The U.S. Supreme Court has set Wednesday, April 25 as the date when it will finally hear Arizona’s appeal of the two year old federal court injunction issued against several provisions of anti-immigration law SB 1070. It will likely take several months after the April hearing for the court to actually issue its ruling.
Although Arizona has been enforcing SB 1070 since it was signed into law in April 2010, several major provisions have been ruled unconstitutional and thus put on hold. These provisions include requiring law enforcement officers to determine the legal residency status of all those they stop, forbidding law enforcement from releasing a person until their legal status has been determined, making it a crime for any individual to not carry documented proof of their legal residency status at all times, making it a crime for someone who is not an authorized U.S. resident to seek employment in the state, and allowing the warrant-less arrest of anyone suspected of being potentially deportable. The Supreme Court ruling will determine if these provisions can be enacted.

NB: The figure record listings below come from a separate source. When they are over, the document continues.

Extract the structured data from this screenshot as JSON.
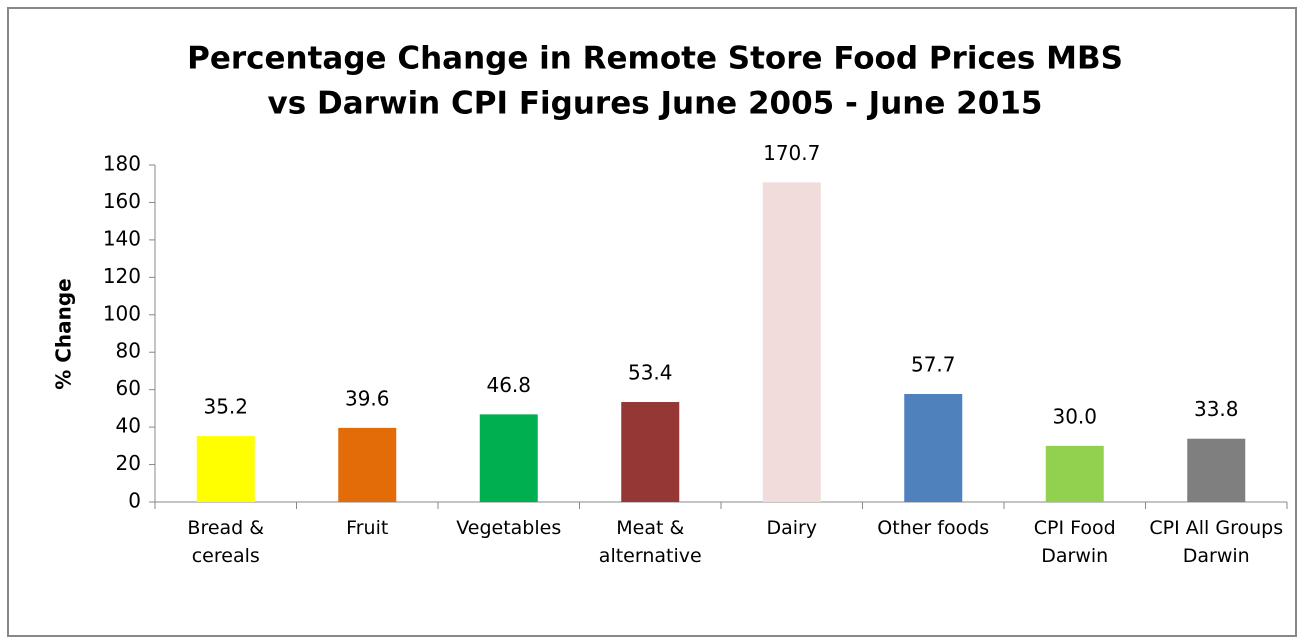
{
  "chart_data": {
    "type": "bar",
    "title": [
      "Percentage  Change in Remote Store Food Prices MBS",
      "vs Darwin CPI Figures  June 2005 - June 2015"
    ],
    "y_label": "% Change",
    "categories": [
      "Bread & cereals",
      "Fruit",
      "Vegetables",
      "Meat & alternative",
      "Dairy",
      "Other foods",
      "CPI Food Darwin",
      "CPI All Groups Darwin"
    ],
    "values": [
      35.2,
      39.6,
      46.8,
      53.4,
      170.7,
      57.7,
      30.0,
      33.8
    ],
    "value_labels": [
      "35.2",
      "39.6",
      "46.8",
      "53.4",
      "170.7",
      "57.7",
      "30.0",
      "33.8"
    ],
    "colors": [
      "#ffff00",
      "#e36c09",
      "#00b050",
      "#953735",
      "#f2dcdb",
      "#4f81bd",
      "#92d050",
      "#7f7f7f"
    ],
    "ylim": [
      0,
      180
    ],
    "yticks": [
      0,
      20,
      40,
      60,
      80,
      100,
      120,
      140,
      160,
      180
    ]
  }
}
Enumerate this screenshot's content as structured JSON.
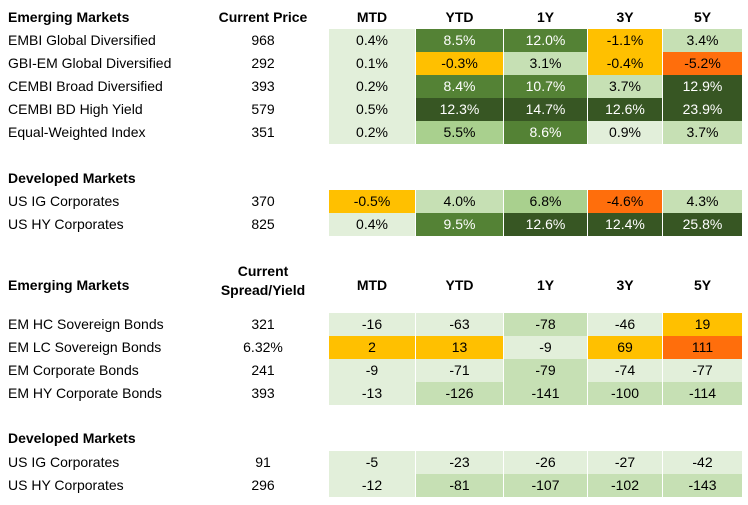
{
  "colors": {
    "pale": "#e2efda",
    "light": "#c6e0b4",
    "mid": "#a9d08e",
    "green": "#548235",
    "dark": "#375623",
    "amber": "#ffc000",
    "orange": "#ff6e0c"
  },
  "table1": {
    "title": "Emerging Markets",
    "price_header": "Current Price",
    "columns": [
      "MTD",
      "YTD",
      "1Y",
      "3Y",
      "5Y"
    ],
    "rows": [
      {
        "name": "EMBI Global Diversified",
        "price": "968",
        "values": [
          "0.4%",
          "8.5%",
          "12.0%",
          "-1.1%",
          "3.4%"
        ],
        "colors": [
          "pale",
          "green",
          "green",
          "amber",
          "light"
        ]
      },
      {
        "name": "GBI-EM Global Diversified",
        "price": "292",
        "values": [
          "0.1%",
          "-0.3%",
          "3.1%",
          "-0.4%",
          "-5.2%"
        ],
        "colors": [
          "pale",
          "amber",
          "light",
          "amber",
          "orange"
        ]
      },
      {
        "name": "CEMBI Broad Diversified",
        "price": "393",
        "values": [
          "0.2%",
          "8.4%",
          "10.7%",
          "3.7%",
          "12.9%"
        ],
        "colors": [
          "pale",
          "green",
          "green",
          "light",
          "dark"
        ]
      },
      {
        "name": "CEMBI BD High Yield",
        "price": "579",
        "values": [
          "0.5%",
          "12.3%",
          "14.7%",
          "12.6%",
          "23.9%"
        ],
        "colors": [
          "pale",
          "dark",
          "dark",
          "dark",
          "dark"
        ]
      },
      {
        "name": "Equal-Weighted Index",
        "price": "351",
        "values": [
          "0.2%",
          "5.5%",
          "8.6%",
          "0.9%",
          "3.7%"
        ],
        "colors": [
          "pale",
          "mid",
          "green",
          "pale",
          "light"
        ]
      }
    ],
    "sub_title": "Developed Markets",
    "sub_rows": [
      {
        "name": "US IG Corporates",
        "price": "370",
        "values": [
          "-0.5%",
          "4.0%",
          "6.8%",
          "-4.6%",
          "4.3%"
        ],
        "colors": [
          "amber",
          "light",
          "mid",
          "orange",
          "light"
        ]
      },
      {
        "name": "US HY Corporates",
        "price": "825",
        "values": [
          "0.4%",
          "9.5%",
          "12.6%",
          "12.4%",
          "25.8%"
        ],
        "colors": [
          "pale",
          "green",
          "dark",
          "dark",
          "dark"
        ]
      }
    ]
  },
  "table2": {
    "title": "Emerging Markets",
    "spread_header_line1": "Current",
    "spread_header_line2": "Spread/Yield",
    "columns": [
      "MTD",
      "YTD",
      "1Y",
      "3Y",
      "5Y"
    ],
    "rows": [
      {
        "name": "EM HC Sovereign Bonds",
        "price": "321",
        "values": [
          "-16",
          "-63",
          "-78",
          "-46",
          "19"
        ],
        "colors": [
          "pale",
          "pale",
          "light",
          "pale",
          "amber"
        ]
      },
      {
        "name": "EM LC Sovereign Bonds",
        "price": "6.32%",
        "values": [
          "2",
          "13",
          "-9",
          "69",
          "111"
        ],
        "colors": [
          "amber",
          "amber",
          "pale",
          "amber",
          "orange"
        ]
      },
      {
        "name": "EM Corporate Bonds",
        "price": "241",
        "values": [
          "-9",
          "-71",
          "-79",
          "-74",
          "-77"
        ],
        "colors": [
          "pale",
          "pale",
          "light",
          "pale",
          "pale"
        ]
      },
      {
        "name": "EM HY Corporate Bonds",
        "price": "393",
        "values": [
          "-13",
          "-126",
          "-141",
          "-100",
          "-114"
        ],
        "colors": [
          "pale",
          "light",
          "light",
          "light",
          "light"
        ]
      }
    ],
    "sub_title": "Developed Markets",
    "sub_rows": [
      {
        "name": "US IG Corporates",
        "price": "91",
        "values": [
          "-5",
          "-23",
          "-26",
          "-27",
          "-42"
        ],
        "colors": [
          "pale",
          "pale",
          "pale",
          "pale",
          "pale"
        ]
      },
      {
        "name": "US HY Corporates",
        "price": "296",
        "values": [
          "-12",
          "-81",
          "-107",
          "-102",
          "-143"
        ],
        "colors": [
          "pale",
          "light",
          "light",
          "light",
          "light"
        ]
      }
    ]
  }
}
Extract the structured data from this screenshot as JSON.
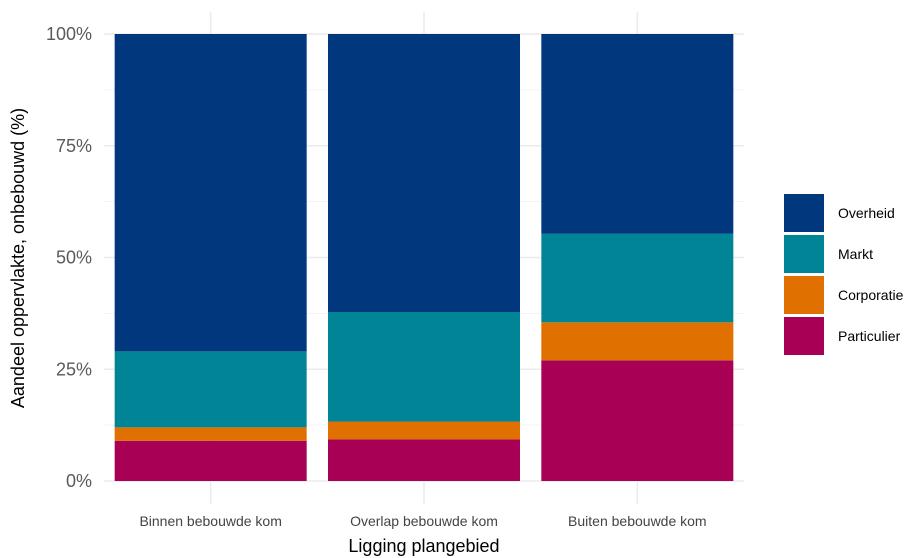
{
  "chart_data": {
    "type": "bar",
    "stacked": true,
    "percent": true,
    "categories": [
      "Binnen bebouwde kom",
      "Overlap bebouwde kom",
      "Buiten bebouwde kom"
    ],
    "series": [
      {
        "name": "Particulier",
        "color": "#a80055",
        "values": [
          9,
          9.3,
          27
        ]
      },
      {
        "name": "Corporatie",
        "color": "#e07000",
        "values": [
          3,
          4,
          8.5
        ]
      },
      {
        "name": "Markt",
        "color": "#008597",
        "values": [
          17,
          24.5,
          19.8
        ]
      },
      {
        "name": "Overheid",
        "color": "#00377d",
        "values": [
          71,
          62.2,
          44.7
        ]
      }
    ],
    "legend_order": [
      "Overheid",
      "Markt",
      "Corporatie",
      "Particulier"
    ],
    "y_ticks": [
      "0%",
      "25%",
      "50%",
      "75%",
      "100%"
    ],
    "y_tick_values": [
      0,
      25,
      50,
      75,
      100
    ],
    "ylim": [
      0,
      100
    ],
    "xlabel": "Ligging plangebied",
    "ylabel": "Aandeel oppervlakte, onbebouwd (%)",
    "legend_position": "right",
    "grid": true
  }
}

Although the Supreme Court is not set to hear Arizona’s appeal for almost three months, some legal experts are already anticipating that the court will side with the state on this issue. Although lower court judges have thus far been overwhelmingly sympathetic to the Obama administration in blocking states from enforcing legislation that interferes with the federal government’s sole authority to enforce immigration law, the Supreme Court has already issued several rulings that infer that the current justices may be more sympathetic to the “states rights” argument. At least five justices, Scalia, Kennedy, Thomas, Alito and Roberts are expected to side with Arizona in this case.
If the Supreme Court does overturn the injunction currently issued against SB 1070, the implications will reach far beyond Arizona’s borders. Already lower courts have ruled unconstitutional laws and parts of laws similar to SB 1070 in South Carolina, Georgia, Indiana, Utah and Alabama. And, if given more leeway by the court to do so, a number of other states are almost certain to begin crafting their own 1070-type state anti-immigrant legislation.
As Justice Elena Kagan has recused herself from hearing the Arizona appeal, due to her former position as solicitor general during the Obama administration, five justices will need to side with the state in order for the injunction to be overturned. If the justices are evenly split, the currently issued federal appeals court ruling will stand.